Doug Wright | Edie Bouvier Beale | The Little Mermaid | Jackie Bouvier Kennedy Onassis

Power Play

by Robert Mcgarvey


A musical about a mother and daughter who hoard cats and, in their declining years, join the felines in eating cat food? That's Doug Wright's Grey Gardens, a surprise Broadway success that is the story of Big Edie and Little Edie Bouvier Beale, cousins of Jackie Bouvier Kennedy Onassis who descended into an economic and personal decline that might, at first glance, seem more the stuff of a tragedy than of a musical.

Wright, 44, is proof that the best shows can come from the most unpredictable material.

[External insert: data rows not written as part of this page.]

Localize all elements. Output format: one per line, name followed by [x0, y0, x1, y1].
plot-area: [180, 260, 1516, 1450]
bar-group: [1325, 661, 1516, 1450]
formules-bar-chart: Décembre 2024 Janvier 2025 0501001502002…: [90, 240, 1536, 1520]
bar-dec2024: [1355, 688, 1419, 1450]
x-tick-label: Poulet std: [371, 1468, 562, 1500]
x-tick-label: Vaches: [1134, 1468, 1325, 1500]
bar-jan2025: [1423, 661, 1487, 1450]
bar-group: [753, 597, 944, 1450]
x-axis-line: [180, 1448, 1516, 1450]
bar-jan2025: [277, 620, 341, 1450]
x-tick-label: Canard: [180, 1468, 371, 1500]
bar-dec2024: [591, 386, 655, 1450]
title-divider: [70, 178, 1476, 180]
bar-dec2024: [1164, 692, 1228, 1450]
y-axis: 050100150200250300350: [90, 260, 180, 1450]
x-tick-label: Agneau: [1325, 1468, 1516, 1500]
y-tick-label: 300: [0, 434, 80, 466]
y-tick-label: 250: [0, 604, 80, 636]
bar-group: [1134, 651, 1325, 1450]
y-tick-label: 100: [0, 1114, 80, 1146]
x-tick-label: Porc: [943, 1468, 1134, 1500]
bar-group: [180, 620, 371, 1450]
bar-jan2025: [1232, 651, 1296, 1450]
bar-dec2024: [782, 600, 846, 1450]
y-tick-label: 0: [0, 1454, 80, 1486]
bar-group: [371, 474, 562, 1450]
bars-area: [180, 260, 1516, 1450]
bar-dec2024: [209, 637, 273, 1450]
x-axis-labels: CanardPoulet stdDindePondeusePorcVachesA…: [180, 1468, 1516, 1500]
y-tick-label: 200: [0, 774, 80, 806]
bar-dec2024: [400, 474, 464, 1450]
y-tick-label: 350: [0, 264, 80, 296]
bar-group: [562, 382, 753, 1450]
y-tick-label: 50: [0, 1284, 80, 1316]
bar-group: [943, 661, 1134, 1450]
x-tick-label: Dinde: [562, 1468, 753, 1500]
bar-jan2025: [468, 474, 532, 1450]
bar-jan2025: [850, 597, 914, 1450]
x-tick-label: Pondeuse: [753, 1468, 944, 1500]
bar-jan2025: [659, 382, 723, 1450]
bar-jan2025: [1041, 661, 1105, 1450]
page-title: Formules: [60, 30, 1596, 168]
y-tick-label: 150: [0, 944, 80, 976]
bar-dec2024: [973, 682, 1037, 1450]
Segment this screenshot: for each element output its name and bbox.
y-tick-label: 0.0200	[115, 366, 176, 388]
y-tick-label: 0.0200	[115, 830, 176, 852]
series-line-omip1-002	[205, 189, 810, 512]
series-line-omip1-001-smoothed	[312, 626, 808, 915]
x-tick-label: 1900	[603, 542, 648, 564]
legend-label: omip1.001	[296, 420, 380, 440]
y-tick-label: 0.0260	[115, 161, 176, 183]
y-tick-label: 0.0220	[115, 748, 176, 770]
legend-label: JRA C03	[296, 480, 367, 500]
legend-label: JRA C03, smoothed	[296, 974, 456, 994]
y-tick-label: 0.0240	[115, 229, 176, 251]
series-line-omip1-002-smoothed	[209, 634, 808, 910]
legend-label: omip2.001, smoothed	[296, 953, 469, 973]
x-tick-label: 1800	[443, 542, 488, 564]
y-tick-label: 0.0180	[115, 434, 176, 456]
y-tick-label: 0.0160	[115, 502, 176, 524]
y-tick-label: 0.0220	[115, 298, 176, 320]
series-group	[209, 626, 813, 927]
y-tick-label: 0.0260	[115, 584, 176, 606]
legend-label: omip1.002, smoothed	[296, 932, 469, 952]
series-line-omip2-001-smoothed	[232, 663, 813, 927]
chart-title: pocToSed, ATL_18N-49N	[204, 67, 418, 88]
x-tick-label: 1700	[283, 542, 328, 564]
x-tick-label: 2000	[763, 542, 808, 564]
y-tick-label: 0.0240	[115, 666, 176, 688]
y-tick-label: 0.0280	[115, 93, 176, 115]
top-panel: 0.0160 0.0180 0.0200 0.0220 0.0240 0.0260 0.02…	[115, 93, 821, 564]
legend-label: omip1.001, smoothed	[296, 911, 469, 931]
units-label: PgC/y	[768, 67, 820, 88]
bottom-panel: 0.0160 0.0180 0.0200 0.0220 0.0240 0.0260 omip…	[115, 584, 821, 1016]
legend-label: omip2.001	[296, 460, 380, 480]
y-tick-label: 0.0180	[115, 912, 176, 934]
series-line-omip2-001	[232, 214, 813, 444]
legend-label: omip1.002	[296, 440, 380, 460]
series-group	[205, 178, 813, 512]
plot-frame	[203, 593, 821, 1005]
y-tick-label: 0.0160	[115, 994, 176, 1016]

A few years ago, he had a smash hit with I Am My Own Wife, a play about a German transvestite who endured both Nazism and the Communist occupation of East Germany. From those unlikely ingredients, Wright fashioned a play that won not only Tonys but also the 2004 Pulitzer Prize in Drama. No wonder he was asked to work on Grey Gardens, an offer he rejected several times ("I didn't initially see the story line," Wright says). But Scott Frankel, who wrote the music, "kept wearing me away, and after two years, I said okay."

But just when you think you have Wright niched, chew on this current endeavor: "I'm writing the book for the Broadway-bound musical version of Disney's beloved The Little Mermaid. It's an unabashedly charming story. I think this is an exciting project."

Born in Dallas, Wright wrote his first play at age 11 - it was, he says, "an epic two-and-one-half-hour drama where everybody dies." At 19, in college at Yale, he wrote The Stonewater Rapture, his first viable play, which he says "still gets produced 30 or 40 times a year."